Donovan has many supporters in the business community, which applauds his zeal for deregulation. Says John Tysse of the U.S. Chamber of Commerce: "He understands that his is a broader mandate than simply marching to the tune of the AFL-CIO." Nevertheless, in an Administration that suffers from poor relations with organized labor, much of the blame goes to Donovan, with a D.
Good Soldier Schweiker
As a Republican Senator from Pennsylvania, Richard Schweiker, 55, was a liberal spokesman for most of the Government's health programs. Thus, when he was appointed Secretary of Health and Human Services, many social welfare advocates breathed a sigh of relief. They still sigh when his name is mentioned, but with disappointment. Reason: Schweiker's go-along attitude toward the elimination of many of his department's functions.
When the 1982 budget for HHS was slashed by more than $3 billion, Good Soldier Schweiker hardly raised a yelp. But he has not yet come forward with proposals for less expensive ways to deliver the social services he once fought for as a Senator, or to contain health-care costs through greater competition and coordination. Moreover, he has joined the fight against programs like family planning, which the Administration opposed primarily on ideological, rather than budgetary grounds.

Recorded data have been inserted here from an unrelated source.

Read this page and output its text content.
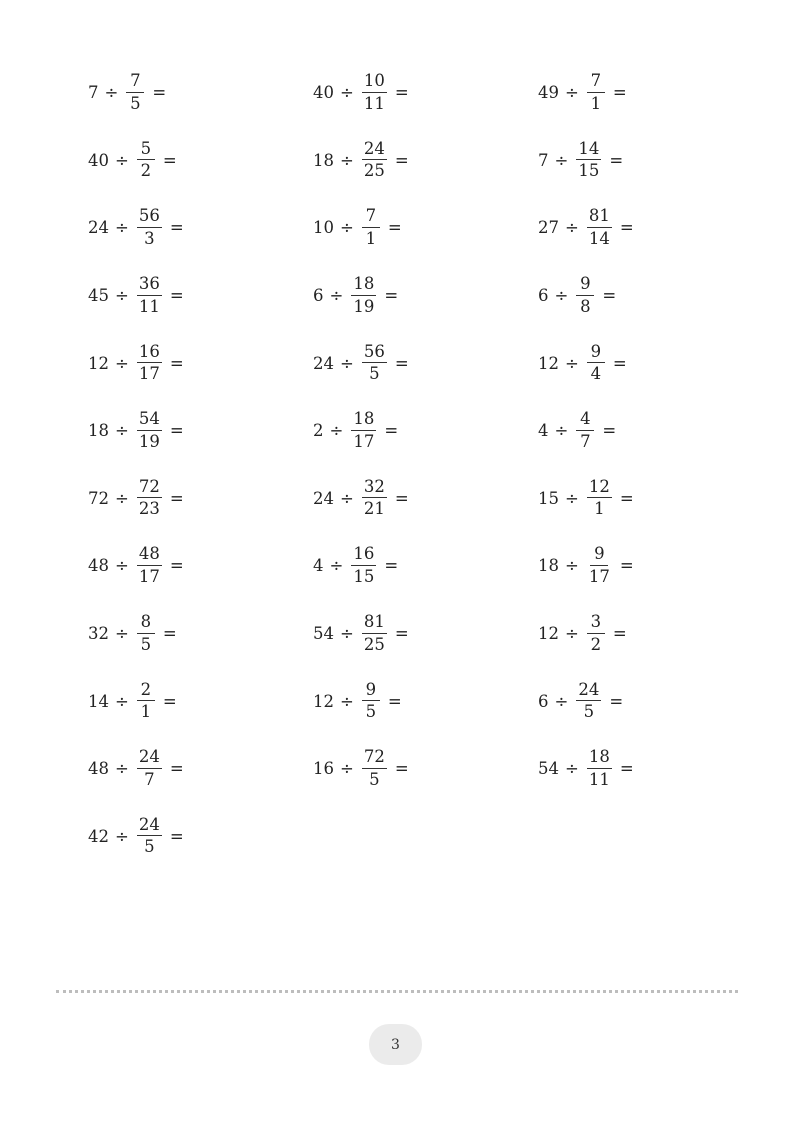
$7 \div \frac{7}{5}$ =	$40 \div \frac{10}{11}$ =	$49 \div \frac{7}{1}$ =
$40 \div \frac{5}{2}$ =	$18 \div \frac{24}{25}$ =	$7 \div \frac{14}{15}$ =
$24 \div \frac{56}{3}$ =	$10 \div \frac{7}{1}$ =	$27 \div \frac{81}{14}$ =
$45 \div \frac{36}{11}$ =	$6 \div \frac{18}{19}$ =	$6 \div \frac{9}{8}$ =
$12 \div \frac{16}{17}$ =	$24 \div \frac{56}{5}$ =	$12 \div \frac{9}{4}$ =
$18 \div \frac{54}{19}$ =	$2 \div \frac{18}{17}$ =	$4 \div \frac{4}{7}$ =
$72 \div \frac{72}{23}$ =	$24 \div \frac{32}{21}$ =	$15 \div \frac{12}{1}$ =
$48 \div \frac{48}{17}$ =	$4 \div \frac{16}{15}$ =	$18 \div \frac{9}{17}$ =
$32 \div \frac{8}{5}$ =	$54 \div \frac{81}{25}$ =	$12 \div \frac{3}{2}$ =
$14 \div \frac{2}{1}$ =	$12 \div \frac{9}{5}$ =	$6 \div \frac{24}{5}$ =
$48 \div \frac{24}{7}$ =	$16 \div \frac{72}{5}$ =	$54 \div \frac{18}{11}$ =
$42 \div \frac{24}{5}$ =
3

Schweiker backed into a buzz saw when he and Stockman jointly proposed a plan to reform Social Security by reducing benefits. Regardless of the degree to which the plan had merit, and elements of it had a lot, it was met with bipartisan outrage on Capitol Hill. Reagan had to disclaim it. For a man who served two terms in the Senate, Schweiker showed himself surprisingly inept in dealing with Congress. He earns a middling C, but only because he does not deserve blame for all of what has happened in his realm.